Why must we only use a non-dividend paying asset as a numeraire? I read in Shreve's book (number 2):"Associated with each numeraire, we shall have a risk-neutral measure. When making this association, we shall take only non-dividend-paying assets as numeraires."I'm not sure I understand why this is the case and why it must also be therefore non-dividend paying?!If we have a dividend paying stock then in the real world measure:[$]\mathrm{d}S = S(\mu - q) \mathrm{d}t + S \sigma \mathrm{d}W[$]where [$] q [$] is the continuously compounded dividend rate (to avoid confusion with the symbol [$]d[$]). Why can I now not use [$]S[$] this as numeraire?Any help would be much appreciated.

When you change numeraire you are basically switching the probability measure in which you take expectations. Say you price some contract [$]C[$] with payoff [$]f(S_T)[$] in the risk neautral measure [$]\mathbb{Q}[$] where [$]B_t=e^{-rt}[$] is your numeraire:[$]C(t)/B(t)=\mathbb{E}_t[\frac{f(S_T)}{B_T}][$]Then look to re-write the expectation in a different, but equivalent, measure (denoted by a tilde). We can use any strictly positive, normalised [$]\mathbb{Q}[$] martingale [$]X_t[$], ie a Radon-Nikodym derivative, to define this new measure:[$]\tilde{\mathbb{E}}_t[Y_s]=\mathbb{E}_t[Y_s X_s]\Leftrightarrow \tilde{\mathbb{E}}_t[Y_s(X_s)^{-1}]=\mathbb{E}_t[Y_s][$]for any random variable [$]Y[$].Assuming [$]S_t/B_t[$] is a [$]\mathbb{Q}[$] martingale, we can then use [$]X_t = S_t/B_t \cdot B_0/S_0[$] and write[$]C(0)/B(0)=\tilde{\mathbb{E}}_t[\frac{f(S_T)}{B_T}\frac{B_T}{S_T}\frac{S_0}{B_0}]\Rightarrow [$][$]C(0)/S(0)=\tilde{\mathbb{E}}_t[\frac{f(S_T)}{S_T}[$]].The point of all this rambling is that your dividend paying stock over the bank account is not a [$]\mathbb{Q}[$] martingale (it drifts downwards at rate [$]d[$]), so not a valid Radon-Nikodym derivative, and cannot be used to define an equivalent measure to [$]\mathbb{Q}[$]. All we know is that all pure assets or self-funding trading strategies are [$]\mathbb{Q}[$] martingales. The dividend paying stock is not self funding as it generates dividend cashflows. Instead you would have to define a strategy, for example "hold the stock and re-invest all dividends in the stock". That vaue of that strategy is a [$]\mathbb{Q}[$] martingale and could be used as a numeraire.
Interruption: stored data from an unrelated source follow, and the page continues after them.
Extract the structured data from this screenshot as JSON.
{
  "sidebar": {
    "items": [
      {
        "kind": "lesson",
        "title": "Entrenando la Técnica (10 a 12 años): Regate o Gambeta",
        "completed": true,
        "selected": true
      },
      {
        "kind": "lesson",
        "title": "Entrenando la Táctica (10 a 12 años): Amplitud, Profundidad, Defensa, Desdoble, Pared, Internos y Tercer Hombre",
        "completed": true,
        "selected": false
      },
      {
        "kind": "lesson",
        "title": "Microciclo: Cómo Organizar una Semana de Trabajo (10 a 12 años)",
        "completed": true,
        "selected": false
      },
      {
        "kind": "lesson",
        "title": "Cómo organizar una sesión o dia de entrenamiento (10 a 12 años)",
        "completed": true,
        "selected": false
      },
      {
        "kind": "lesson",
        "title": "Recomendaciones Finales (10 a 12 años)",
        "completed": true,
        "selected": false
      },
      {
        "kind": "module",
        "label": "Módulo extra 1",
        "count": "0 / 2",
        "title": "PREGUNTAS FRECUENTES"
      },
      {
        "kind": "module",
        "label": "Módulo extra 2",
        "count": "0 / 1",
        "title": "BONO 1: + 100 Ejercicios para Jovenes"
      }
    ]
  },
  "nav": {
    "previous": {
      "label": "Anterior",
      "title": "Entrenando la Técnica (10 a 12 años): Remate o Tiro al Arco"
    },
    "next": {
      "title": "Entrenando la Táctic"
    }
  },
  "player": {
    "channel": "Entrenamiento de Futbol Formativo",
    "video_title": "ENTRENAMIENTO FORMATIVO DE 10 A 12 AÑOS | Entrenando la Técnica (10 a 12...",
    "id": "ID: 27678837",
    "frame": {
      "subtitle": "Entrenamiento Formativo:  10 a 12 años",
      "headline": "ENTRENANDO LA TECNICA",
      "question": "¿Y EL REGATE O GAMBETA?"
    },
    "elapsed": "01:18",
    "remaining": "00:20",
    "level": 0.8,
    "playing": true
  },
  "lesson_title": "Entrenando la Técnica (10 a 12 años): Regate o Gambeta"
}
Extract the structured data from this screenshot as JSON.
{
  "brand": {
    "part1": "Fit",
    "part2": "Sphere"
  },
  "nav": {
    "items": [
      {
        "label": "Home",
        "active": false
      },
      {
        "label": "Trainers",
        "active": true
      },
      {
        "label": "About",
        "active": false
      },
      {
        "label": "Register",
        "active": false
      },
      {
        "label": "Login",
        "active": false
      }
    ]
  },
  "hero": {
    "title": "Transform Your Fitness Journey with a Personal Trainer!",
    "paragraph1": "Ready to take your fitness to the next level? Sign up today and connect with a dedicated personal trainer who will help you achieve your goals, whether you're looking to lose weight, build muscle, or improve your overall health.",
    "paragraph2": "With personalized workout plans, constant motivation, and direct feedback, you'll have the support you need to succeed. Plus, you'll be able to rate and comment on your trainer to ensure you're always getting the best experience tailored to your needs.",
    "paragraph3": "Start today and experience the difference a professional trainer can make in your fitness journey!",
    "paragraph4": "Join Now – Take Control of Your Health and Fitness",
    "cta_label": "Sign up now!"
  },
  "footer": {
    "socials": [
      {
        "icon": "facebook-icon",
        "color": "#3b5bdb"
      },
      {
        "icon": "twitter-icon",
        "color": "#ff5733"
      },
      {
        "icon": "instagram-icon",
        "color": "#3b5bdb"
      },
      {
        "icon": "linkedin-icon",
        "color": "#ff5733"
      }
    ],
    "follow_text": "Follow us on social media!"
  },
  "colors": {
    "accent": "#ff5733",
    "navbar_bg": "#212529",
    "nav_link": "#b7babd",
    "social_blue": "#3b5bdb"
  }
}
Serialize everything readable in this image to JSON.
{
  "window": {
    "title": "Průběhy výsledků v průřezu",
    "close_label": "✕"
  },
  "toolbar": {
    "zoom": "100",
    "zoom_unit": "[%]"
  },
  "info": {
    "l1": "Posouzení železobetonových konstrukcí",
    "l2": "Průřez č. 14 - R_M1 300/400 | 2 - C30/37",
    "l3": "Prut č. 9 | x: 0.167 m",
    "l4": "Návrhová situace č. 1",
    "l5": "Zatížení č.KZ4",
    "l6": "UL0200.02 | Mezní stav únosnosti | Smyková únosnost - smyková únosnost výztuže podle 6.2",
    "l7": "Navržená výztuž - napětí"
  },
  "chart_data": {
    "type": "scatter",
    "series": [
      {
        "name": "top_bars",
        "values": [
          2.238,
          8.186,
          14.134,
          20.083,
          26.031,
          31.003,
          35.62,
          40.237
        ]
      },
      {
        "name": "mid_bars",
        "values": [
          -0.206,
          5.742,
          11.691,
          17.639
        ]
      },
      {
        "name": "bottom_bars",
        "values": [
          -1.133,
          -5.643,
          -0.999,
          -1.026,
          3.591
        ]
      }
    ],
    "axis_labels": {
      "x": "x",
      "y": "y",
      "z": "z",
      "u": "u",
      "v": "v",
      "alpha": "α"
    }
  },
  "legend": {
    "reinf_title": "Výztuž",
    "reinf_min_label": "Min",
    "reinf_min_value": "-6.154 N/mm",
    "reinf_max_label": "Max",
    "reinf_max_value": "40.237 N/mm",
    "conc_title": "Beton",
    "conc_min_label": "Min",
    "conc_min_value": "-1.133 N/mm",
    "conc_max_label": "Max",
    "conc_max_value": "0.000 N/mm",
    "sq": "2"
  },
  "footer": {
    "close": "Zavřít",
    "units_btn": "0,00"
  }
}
That's useful, thanks. So if we defined the portfolio of the stock paying dividend with dividends reinvested in the stock, then we could reasonably use that as a good choice of numeraire?

In fact, double thanks. Looking back at Shreve 2 Pg 213-215 it all makes great sense. I obviously forgot that a valid Radon-Nikodym derivative process should be a martingale in the [$]\mathbb{Q}[$] measure and clearly as you showed above, this isn't satisfied.